Rural people’s standard of living, our health and the resiliency of nature will further decline if this protein strategy is allowed to proceed. Government should marshall its resources and extension services to facilitate food production methods and systems that significantly reduces and eventually eliminates reliance on “crop protection technologies” that have destroyed the “pest” balance that nature had provided and teaches us once again how to produce food in harmony with nature and respects the needs of livestock as sensient beings rather than treating them as merely meat/protein commodities on legs.

To be clear, I have deliberately chosen not to provide a list of scientific studies, reports and references. I have made this choice because, it has been my experience in doing so that information that does not fit into or contradicts the corporation supporting beliefs of decision-makers is regularly dismissed, ignored and rejected. The natural systems upon which all life is supported are reaching a tipping point. It is evident that the authors of this protein strategy hold beliefs that are at variance with reality and require a fundamental shift to become aligned with reality.

I lost family during World War 2 who believed that they were protecting the world from anti-democratic and fascist control. What would they say now if they knew that fascism is alive and well in Canada, that the take over of governments by corporate interests has happened, is thriving and the democratic tools for people to protect their individual and collective interests have been further eroded by the party in Manitoba that says they are for advancing small business and protecting the little guy?
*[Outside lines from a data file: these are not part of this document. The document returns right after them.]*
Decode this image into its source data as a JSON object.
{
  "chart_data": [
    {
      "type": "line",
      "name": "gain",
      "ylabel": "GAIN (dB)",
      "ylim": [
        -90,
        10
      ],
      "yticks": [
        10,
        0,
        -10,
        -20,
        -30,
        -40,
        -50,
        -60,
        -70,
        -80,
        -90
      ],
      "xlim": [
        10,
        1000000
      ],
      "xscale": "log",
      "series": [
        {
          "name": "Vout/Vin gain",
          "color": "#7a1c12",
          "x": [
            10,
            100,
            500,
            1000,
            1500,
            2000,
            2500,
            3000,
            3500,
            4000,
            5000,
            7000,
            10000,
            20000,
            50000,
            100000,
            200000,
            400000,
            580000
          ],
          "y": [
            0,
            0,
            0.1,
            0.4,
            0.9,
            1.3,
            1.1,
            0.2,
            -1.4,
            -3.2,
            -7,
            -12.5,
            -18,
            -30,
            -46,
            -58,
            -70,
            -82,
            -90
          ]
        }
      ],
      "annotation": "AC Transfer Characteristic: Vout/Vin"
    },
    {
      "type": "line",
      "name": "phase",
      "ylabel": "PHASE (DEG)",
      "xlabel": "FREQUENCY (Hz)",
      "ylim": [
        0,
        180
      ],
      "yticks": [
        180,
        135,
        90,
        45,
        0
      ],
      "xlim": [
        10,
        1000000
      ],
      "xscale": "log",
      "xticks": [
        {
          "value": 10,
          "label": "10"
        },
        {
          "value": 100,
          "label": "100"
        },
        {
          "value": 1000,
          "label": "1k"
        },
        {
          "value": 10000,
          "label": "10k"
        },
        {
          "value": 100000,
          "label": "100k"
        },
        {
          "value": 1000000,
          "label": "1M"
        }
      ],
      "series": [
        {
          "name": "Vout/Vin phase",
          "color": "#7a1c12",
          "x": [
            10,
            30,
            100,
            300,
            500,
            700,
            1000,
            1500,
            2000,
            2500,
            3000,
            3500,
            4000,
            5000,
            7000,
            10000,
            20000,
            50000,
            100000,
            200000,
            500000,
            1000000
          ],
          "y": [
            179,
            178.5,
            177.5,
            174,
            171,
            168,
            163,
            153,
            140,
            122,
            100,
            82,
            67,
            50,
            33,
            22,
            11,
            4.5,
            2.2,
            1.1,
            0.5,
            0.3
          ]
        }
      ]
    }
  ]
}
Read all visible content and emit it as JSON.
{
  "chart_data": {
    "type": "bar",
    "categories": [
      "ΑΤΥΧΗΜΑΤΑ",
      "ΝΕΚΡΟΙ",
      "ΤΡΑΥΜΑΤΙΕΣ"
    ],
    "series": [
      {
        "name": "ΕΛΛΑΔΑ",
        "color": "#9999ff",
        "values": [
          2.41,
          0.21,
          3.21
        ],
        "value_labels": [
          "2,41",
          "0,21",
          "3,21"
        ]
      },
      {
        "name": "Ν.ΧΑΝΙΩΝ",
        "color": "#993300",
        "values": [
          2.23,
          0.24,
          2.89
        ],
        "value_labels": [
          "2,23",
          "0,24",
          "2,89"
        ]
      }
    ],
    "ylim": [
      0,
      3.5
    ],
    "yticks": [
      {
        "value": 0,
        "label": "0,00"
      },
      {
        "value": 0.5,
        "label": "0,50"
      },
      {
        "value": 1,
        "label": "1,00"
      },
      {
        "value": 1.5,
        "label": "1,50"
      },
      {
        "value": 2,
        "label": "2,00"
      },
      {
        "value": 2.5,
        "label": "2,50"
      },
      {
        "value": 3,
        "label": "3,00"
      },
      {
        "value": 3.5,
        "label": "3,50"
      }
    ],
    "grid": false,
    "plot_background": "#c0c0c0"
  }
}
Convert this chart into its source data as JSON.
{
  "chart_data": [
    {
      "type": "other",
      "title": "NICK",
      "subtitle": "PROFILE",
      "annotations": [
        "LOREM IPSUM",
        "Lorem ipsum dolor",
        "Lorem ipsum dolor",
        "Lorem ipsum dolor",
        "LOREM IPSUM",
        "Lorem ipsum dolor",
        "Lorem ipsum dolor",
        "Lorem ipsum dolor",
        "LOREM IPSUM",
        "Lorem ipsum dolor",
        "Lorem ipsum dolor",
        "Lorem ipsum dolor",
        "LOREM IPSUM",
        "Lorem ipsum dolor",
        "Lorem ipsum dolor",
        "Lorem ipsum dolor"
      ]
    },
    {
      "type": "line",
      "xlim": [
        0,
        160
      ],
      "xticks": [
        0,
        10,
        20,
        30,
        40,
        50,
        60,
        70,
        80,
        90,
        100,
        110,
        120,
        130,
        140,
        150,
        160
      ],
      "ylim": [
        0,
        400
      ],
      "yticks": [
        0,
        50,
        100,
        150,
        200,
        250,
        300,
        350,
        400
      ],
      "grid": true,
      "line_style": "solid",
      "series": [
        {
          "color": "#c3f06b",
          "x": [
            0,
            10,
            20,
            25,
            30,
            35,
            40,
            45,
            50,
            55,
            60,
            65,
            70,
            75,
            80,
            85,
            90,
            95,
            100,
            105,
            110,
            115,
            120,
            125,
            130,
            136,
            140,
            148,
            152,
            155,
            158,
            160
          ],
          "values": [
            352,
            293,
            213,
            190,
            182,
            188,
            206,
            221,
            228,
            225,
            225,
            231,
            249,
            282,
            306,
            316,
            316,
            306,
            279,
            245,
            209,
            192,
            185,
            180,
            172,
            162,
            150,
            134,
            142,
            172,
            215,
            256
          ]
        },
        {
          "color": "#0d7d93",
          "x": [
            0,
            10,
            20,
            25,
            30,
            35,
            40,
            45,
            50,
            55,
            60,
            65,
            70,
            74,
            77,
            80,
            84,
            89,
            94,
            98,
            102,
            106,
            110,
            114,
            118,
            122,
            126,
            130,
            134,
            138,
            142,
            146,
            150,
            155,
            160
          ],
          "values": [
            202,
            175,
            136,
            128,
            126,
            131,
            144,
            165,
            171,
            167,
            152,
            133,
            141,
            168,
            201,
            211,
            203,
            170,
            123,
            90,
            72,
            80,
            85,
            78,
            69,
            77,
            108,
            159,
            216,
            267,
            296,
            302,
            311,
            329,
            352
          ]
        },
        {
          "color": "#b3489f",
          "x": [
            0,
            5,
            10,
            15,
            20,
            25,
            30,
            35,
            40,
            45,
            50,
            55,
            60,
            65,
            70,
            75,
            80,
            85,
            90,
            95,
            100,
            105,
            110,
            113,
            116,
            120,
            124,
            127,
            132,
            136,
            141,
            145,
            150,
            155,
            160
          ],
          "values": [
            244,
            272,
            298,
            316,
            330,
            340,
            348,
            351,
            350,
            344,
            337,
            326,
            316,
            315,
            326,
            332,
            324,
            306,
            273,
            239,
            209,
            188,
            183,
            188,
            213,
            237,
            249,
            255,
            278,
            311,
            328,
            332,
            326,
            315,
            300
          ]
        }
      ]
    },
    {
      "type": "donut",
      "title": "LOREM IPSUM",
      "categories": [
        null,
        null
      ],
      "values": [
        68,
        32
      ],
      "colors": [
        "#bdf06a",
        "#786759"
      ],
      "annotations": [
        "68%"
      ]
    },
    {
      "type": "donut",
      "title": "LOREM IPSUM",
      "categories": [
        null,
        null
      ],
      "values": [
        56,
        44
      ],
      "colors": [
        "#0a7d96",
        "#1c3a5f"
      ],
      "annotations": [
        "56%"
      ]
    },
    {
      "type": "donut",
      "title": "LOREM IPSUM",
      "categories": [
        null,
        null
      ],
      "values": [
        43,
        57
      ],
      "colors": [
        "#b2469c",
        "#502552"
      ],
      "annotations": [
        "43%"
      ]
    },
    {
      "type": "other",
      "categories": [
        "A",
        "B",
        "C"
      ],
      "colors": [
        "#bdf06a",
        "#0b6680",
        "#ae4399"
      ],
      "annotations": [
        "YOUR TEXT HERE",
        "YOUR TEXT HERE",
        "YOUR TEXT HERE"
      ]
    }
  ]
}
What will people living 20 to 30 years from now say about the decision to further industrialize animal and crop production with its commensurate and expected environmental and rural quality of life degradation? Indigenous people on Turtle Island teach that to be regarded as having lived a good life, future generations can regard us with honour for having made decisions to live in concert with nature and in ways that ensure that the web-of-life is protected.

Finally, there is no evidence that there has been any consultation with First Nations, Metis or Indigenous people about the potential negative impacts that this protein development strategy may have on their lands and rights.

At a minimum, for the above reasons, I urge the provincial Government to abandon this strategy and re-think its unbridled support for international corporate interests and turn its attention to supporting ecologically sound agriculture, real farmers and to protecting the public interest in the environment, clean water and land and healthy rural lifestyles while engaging in true reconciliation with indigenous peoples.